Opening with a Dr. Octagon-sampling mutant hip-hop epic, Envane finds Autechre taking a scalpel to their formal influences, recombining the elements with metric precision and creating a whole new sound in the process. Career highlight Laughing Quarter couches its bleak melodies in fluttering loops of industrial noise before building to a hyper-complex yet emotionally singular crescendo that even outstrips Aphex's Ventolin in terms of caustic beauty. A highly recommended entry point into the group's daunting back-catalogue.

Cichlisuite (1997)

Comprising five unrecognisable remixes of a single track, Cichlisuite (pronounced sickly sweet) tempers the abrasiveness of its parent LP Chiastic Slide with terse percussive samples and icy sound design to produce an elegant clutch of tracks that speak more about surface and sheen than texture and feeling. Autechre would go on to greater things but Cichlisuite will always be seen as a crucial aesthetic milestone.

Peel Session 2 (2001)

Notable for the fact that Peel himself chose the track titles after the masters were delivered unmarked, these four variegated pieces catch Autechre in a period of transition. Gelk deploys one of the group's prettiest, music-box melodies before riding a cold, spectral hip-hop beat to its close; Blifil is a raucous electro workout and 19 Headaches sounds like nothing so much as an attempt to score the movement of subatomic particles. Somewhere, Dopplereffekt were taking copious notes...

Gantz Graf (2002)

Much has been written about the title track and its groundbreaking synaesthetic music video but it's the two longer cuts that make this EP unmissable. Dial. pushes the dark, relentless pulse of Basic Channel's Axis into savage new directions before seguing into Cap.IV - a juggernaut concoction of distended cut-ups and feverish electronics that hustles the BPMs into four figures before achieving its writhing, entropic denouement.

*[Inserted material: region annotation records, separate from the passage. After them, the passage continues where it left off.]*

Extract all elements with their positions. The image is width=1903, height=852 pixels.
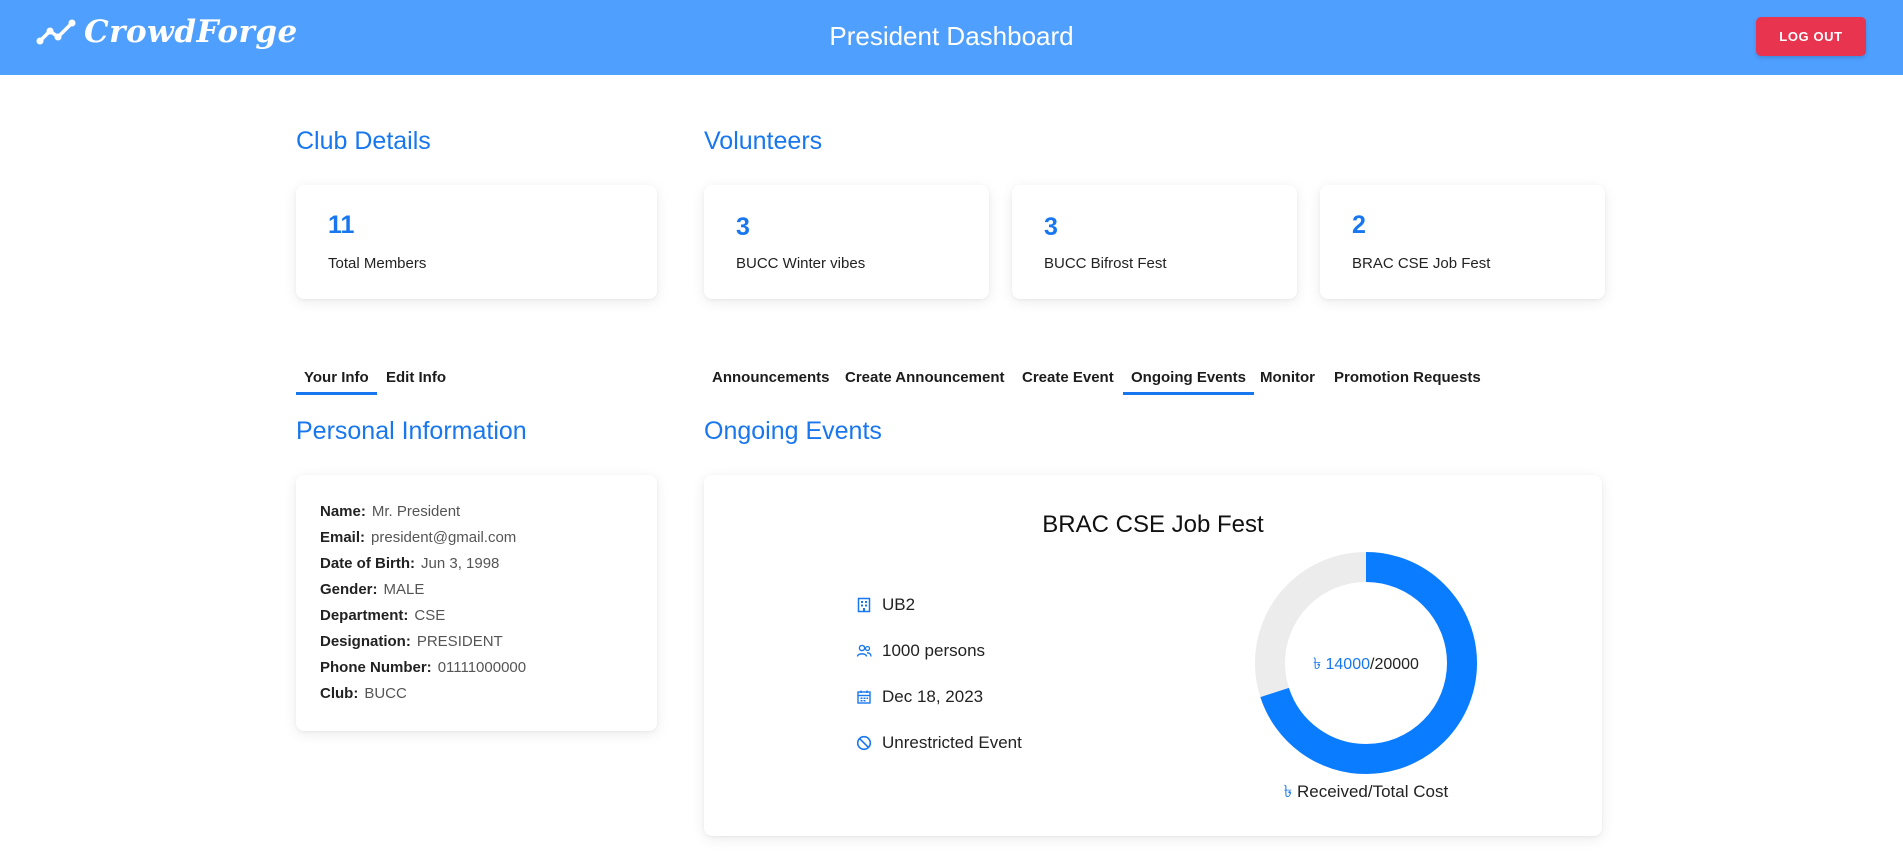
info-key: Designation: [320,633,411,650]
info-row-designation: Designation: PRESIDENT [320,633,503,650]
info-row-name: Name: Mr. President [320,503,460,520]
building-icon [857,597,871,613]
info-value: president@gmail.com [371,529,517,546]
info-value: 01111000000 [437,659,527,676]
info-row-email: Email: president@gmail.com [320,529,516,546]
tab-ongoing-events[interactable]: Ongoing Events [1123,367,1255,395]
info-key: Date of Birth: [320,555,415,572]
trend-line-icon [36,19,76,45]
tab-your-info[interactable]: Your Info [296,367,377,395]
volunteer-count: 3 [1044,213,1058,241]
tab-create-event[interactable]: Create Event [1014,367,1122,395]
info-value: Mr. President [371,503,461,520]
info-row-dob: Date of Birth: Jun 3, 1998 [320,555,499,572]
event-restriction-text: Unrestricted Event [882,733,1022,752]
info-value: CSE [414,607,446,624]
info-value: PRESIDENT [416,633,503,650]
volunteer-event-label: BUCC Winter vibes [736,255,866,272]
volunteer-event-label: BUCC Bifrost Fest [1044,255,1167,272]
volunteers-heading: Volunteers [704,127,823,155]
total-members-card: 11 Total Members [296,185,657,299]
personal-info-card: Name: Mr. President Email: president@gmail… [296,475,657,731]
volunteer-card: 3 BUCC Bifrost Fest [1012,185,1297,299]
info-key: Club: [320,685,359,702]
total-members-label: Total Members [328,255,427,272]
info-key: Name: [320,503,366,520]
info-row-department: Department: CSE [320,607,445,624]
tab-promotion-requests[interactable]: Promotion Requests [1326,367,1489,395]
info-value: MALE [383,581,425,598]
tab-announcements[interactable]: Announcements [704,367,838,395]
event-card: BRAC CSE Job Fest UB2 1000 persons Dec 1… [704,475,1602,836]
info-row-club: Club: BUCC [320,685,407,702]
logout-button[interactable]: LOG OUT [1756,17,1866,56]
info-row-gender: Gender: MALE [320,581,424,598]
event-date-text: Dec 18, 2023 [882,687,984,706]
top-navbar: CrowdForge President Dashboard LOG OUT [0,0,1903,75]
volunteer-card: 3 BUCC Winter vibes [704,185,989,299]
event-date: Dec 18, 2023 [856,687,983,707]
info-key: Gender: [320,581,378,598]
personal-info-heading: Personal Information [296,417,527,445]
ongoing-events-heading: Ongoing Events [704,417,882,445]
donut-caption: ৳ Received/Total Cost [1256,779,1476,807]
event-restriction: Unrestricted Event [856,733,1022,753]
event-capacity-text: 1000 persons [882,641,986,660]
info-value: BUCC [364,685,407,702]
club-details-heading: Club Details [296,127,431,155]
tab-create-announcement[interactable]: Create Announcement [837,367,1012,395]
event-capacity: 1000 persons [856,641,985,661]
crowdforge-logo[interactable]: CrowdForge [36,14,298,50]
calendar-icon [857,690,871,704]
info-key: Department: [320,607,409,624]
info-value: Jun 3, 1998 [421,555,500,572]
info-key: Email: [320,529,366,546]
info-key: Phone Number: [320,659,432,676]
volunteer-count: 3 [736,213,750,241]
volunteer-card: 2 BRAC CSE Job Fest [1320,185,1605,299]
people-icon [856,644,872,657]
total-amount: /20000 [1370,656,1419,673]
tab-edit-info[interactable]: Edit Info [378,367,454,395]
volunteer-event-label: BRAC CSE Job Fest [1352,255,1491,272]
donut-center-value: ৳ 14000/20000 [1256,651,1476,678]
currency-symbol: ৳ [1313,656,1322,673]
event-venue-text: UB2 [882,595,916,614]
volunteer-count: 2 [1352,211,1366,239]
donut-caption-text: Received/Total Cost [1297,782,1449,801]
logo-text: CrowdForge [84,14,298,50]
tab-monitor[interactable]: Monitor [1252,367,1323,395]
event-title: BRAC CSE Job Fest [1042,511,1264,538]
total-members-count: 11 [328,211,355,239]
currency-symbol: ৳ [1283,782,1293,801]
event-venue: UB2 [856,595,915,615]
received-amount: 14000 [1325,656,1371,673]
ban-icon [856,735,872,751]
info-row-phone: Phone Number: 01111000000 [320,659,526,676]
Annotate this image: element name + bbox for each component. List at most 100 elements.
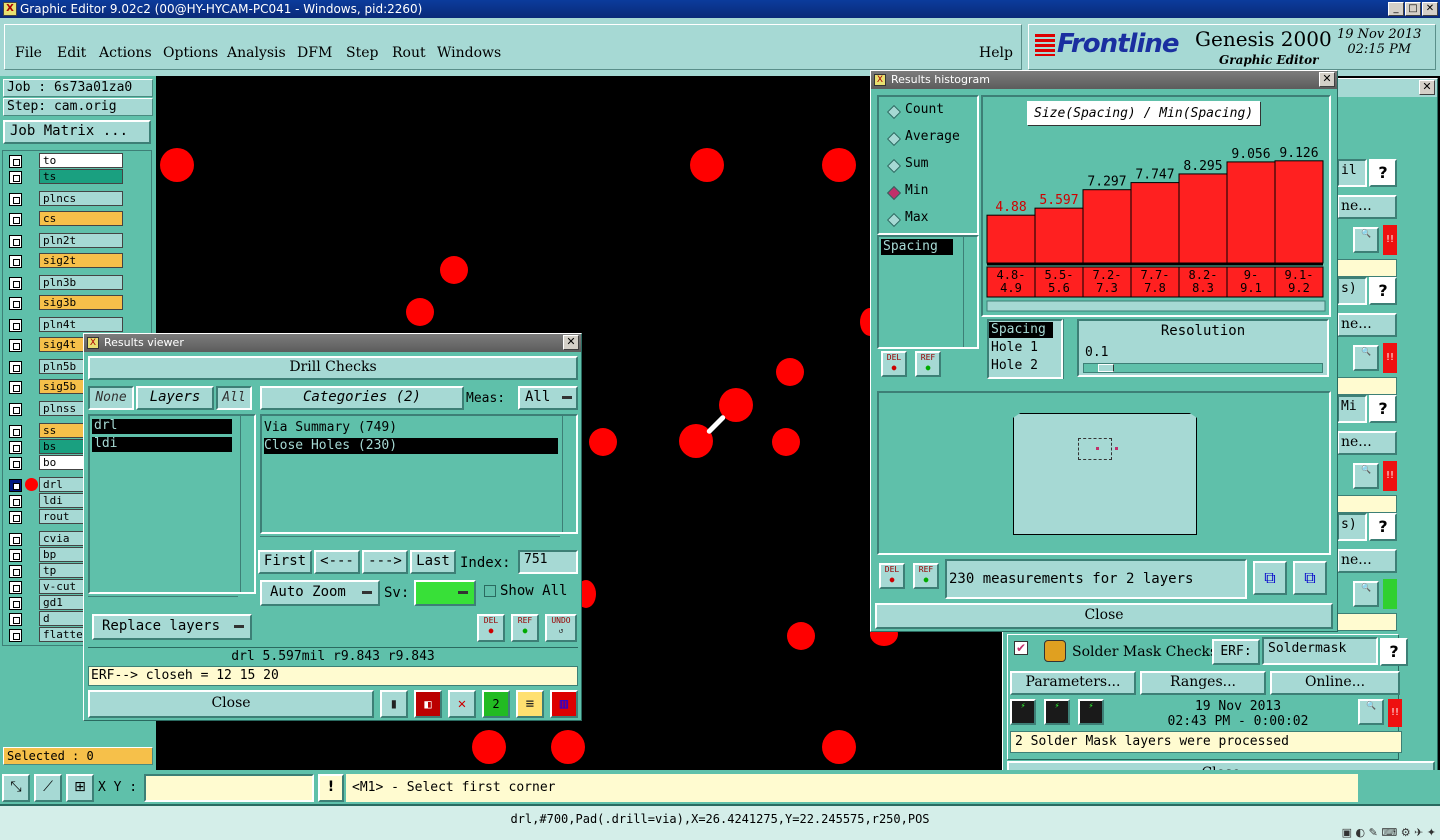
menu-actions[interactable]: Actions [99,45,152,61]
field-list[interactable]: Spacing Hole 1 Hole 2 [987,319,1063,379]
field-scrollbar[interactable] [1063,319,1077,379]
layer-checkbox[interactable] [9,155,22,168]
notes-icon[interactable]: ≡ [516,690,544,718]
layer-checkbox[interactable] [9,511,22,524]
menu-file[interactable]: File [15,45,42,61]
menu-edit[interactable]: Edit [57,45,86,61]
index-input[interactable]: 751 [518,550,578,574]
histogram-bar[interactable] [1226,161,1276,264]
layer-hscrollbar[interactable] [88,596,238,608]
layer-name[interactable]: ts [39,169,123,184]
snap-icon[interactable]: ⊞ [66,774,94,802]
layer-row-sig3b[interactable]: sig3b [9,295,129,311]
next-button[interactable]: ---> [362,550,408,574]
layer-checkbox[interactable] [9,629,22,642]
layer-checkbox[interactable] [9,403,22,416]
measure-scrollbar[interactable] [963,237,977,347]
layer-row-pln3b[interactable]: pln3b [9,275,129,291]
check-online-button[interactable]: ne... [1337,549,1397,573]
slider-thumb[interactable] [1098,364,1114,372]
layer-name[interactable]: sig2t [39,253,123,268]
meas-select[interactable]: All [518,386,578,410]
categories-button[interactable]: Categories (2) [260,386,464,410]
layer-row-cs[interactable]: cs [9,211,129,227]
layer-checkbox[interactable] [9,319,22,332]
layer-checkbox[interactable] [9,457,22,470]
radio-min[interactable] [886,185,902,201]
layer-list-item[interactable]: drl [92,419,232,434]
layer-row-pln2t[interactable]: pln2t [9,233,129,249]
layer-checkbox[interactable] [9,255,22,268]
layer-scrollbar[interactable] [240,416,254,592]
menu-windows[interactable]: Windows [437,45,501,61]
zoom-icon[interactable]: 🔍 [1353,581,1379,607]
zoom-selected-icon[interactable]: ⧉ [1293,561,1327,595]
check-help-button[interactable]: ? [1369,513,1397,541]
zoom-fit-icon[interactable]: ⧉ [1253,561,1287,595]
layers-button[interactable]: Layers [136,386,214,410]
zoom-icon[interactable]: 🔍 [1358,699,1384,725]
results-viewer-close-icon[interactable]: ✕ [563,335,579,350]
layer-row-to[interactable]: to [9,153,129,169]
check-help-button[interactable]: ? [1369,159,1397,187]
layer-row-sig2t[interactable]: sig2t [9,253,129,269]
field-item-hole2[interactable]: Hole 2 [991,358,1038,373]
job-matrix-button[interactable]: Job Matrix ... [3,120,151,144]
results-viewer-close-button[interactable]: Close [88,690,374,718]
layer-name[interactable]: to [39,153,123,168]
layer-checkbox[interactable] [9,381,22,394]
layer-name[interactable]: pln3b [39,275,123,290]
histogram-close-icon[interactable]: ✕ [1319,72,1335,87]
maximize-button[interactable]: □ [1405,2,1421,16]
auto-zoom-select[interactable]: Auto Zoom [260,580,380,606]
layer-name[interactable]: sig3b [39,295,123,310]
check-online-button[interactable]: ne... [1337,195,1397,219]
layer-checkbox[interactable] [9,549,22,562]
menu-step[interactable]: Step [346,45,378,61]
run-icon[interactable]: ⚡ [1010,699,1036,725]
zoom-icon[interactable]: 🔍 [1353,227,1379,253]
layer-checkbox[interactable] [9,565,22,578]
sv-color-select[interactable] [414,580,476,606]
first-button[interactable]: First [258,550,312,574]
replace-layers-select[interactable]: Replace layers [92,614,252,640]
measure-item-spacing[interactable]: Spacing [881,239,953,255]
layer-checkbox[interactable] [9,479,22,492]
layer-checkbox[interactable] [9,277,22,290]
parameters-button[interactable]: Parameters... [1010,671,1136,695]
histogram-bar[interactable] [1130,182,1180,264]
run-area-icon[interactable]: ⚡ [1078,699,1104,725]
histogram-bar[interactable] [1082,189,1132,264]
layer-checkbox[interactable] [9,441,22,454]
online-button[interactable]: Online... [1270,671,1400,695]
layer-checkbox[interactable] [9,297,22,310]
step-icon[interactable]: 2 [482,690,510,718]
category-hscrollbar[interactable] [260,536,560,548]
report-icon[interactable]: ▮ [380,690,408,718]
layer-list-item[interactable]: ldi [92,437,232,452]
prev-button[interactable]: <--- [314,550,360,574]
layer-checkbox[interactable] [9,425,22,438]
erf-value[interactable]: Soldermask [1262,637,1378,665]
menu-dfm[interactable]: DFM [297,45,332,61]
check-erf-field[interactable]: s) [1337,277,1367,305]
ranges-button[interactable]: Ranges... [1140,671,1266,695]
all-button[interactable]: All [216,386,252,410]
last-button[interactable]: Last [410,550,456,574]
histogram-close-button[interactable]: Close [875,603,1333,629]
layer-name[interactable]: plncs [39,191,123,206]
del-icon[interactable]: DEL ● [477,614,505,642]
histogram-bar[interactable] [1178,173,1228,264]
ref-icon[interactable]: REF ● [511,614,539,642]
layer-checkbox[interactable] [9,581,22,594]
menu-analysis[interactable]: Analysis [227,45,286,61]
undo-icon[interactable]: UNDO ↺ [545,614,577,642]
menu-options[interactable]: Options [163,45,218,61]
radio-count[interactable] [886,104,902,120]
layer-checkbox[interactable] [9,495,22,508]
layer-checkbox[interactable] [9,213,22,226]
category-scrollbar[interactable] [562,416,576,532]
hist-ref-icon[interactable]: REF ● [915,351,941,377]
show-all-checkbox[interactable] [484,585,496,597]
menu-rout[interactable]: Rout [392,45,426,61]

Quaristice.Subrange.ep.ae (2008)

A splendid anomaly in the group's catalogue, this single hour-long track comprises limpid drones, spare, looped samples and barely perceptible microtonal shifts that seem to mimic the serenely dislocating experience of sensory deprivation or deep trance. "It seems to really, genuinely satisy the sort of mission statement for ambient music without being what people would consider ambient at all" says Booth. (Tip: You can snaffle the full MP3 for 99p on Bleep.com under the track title Perlence Subrange 6-36).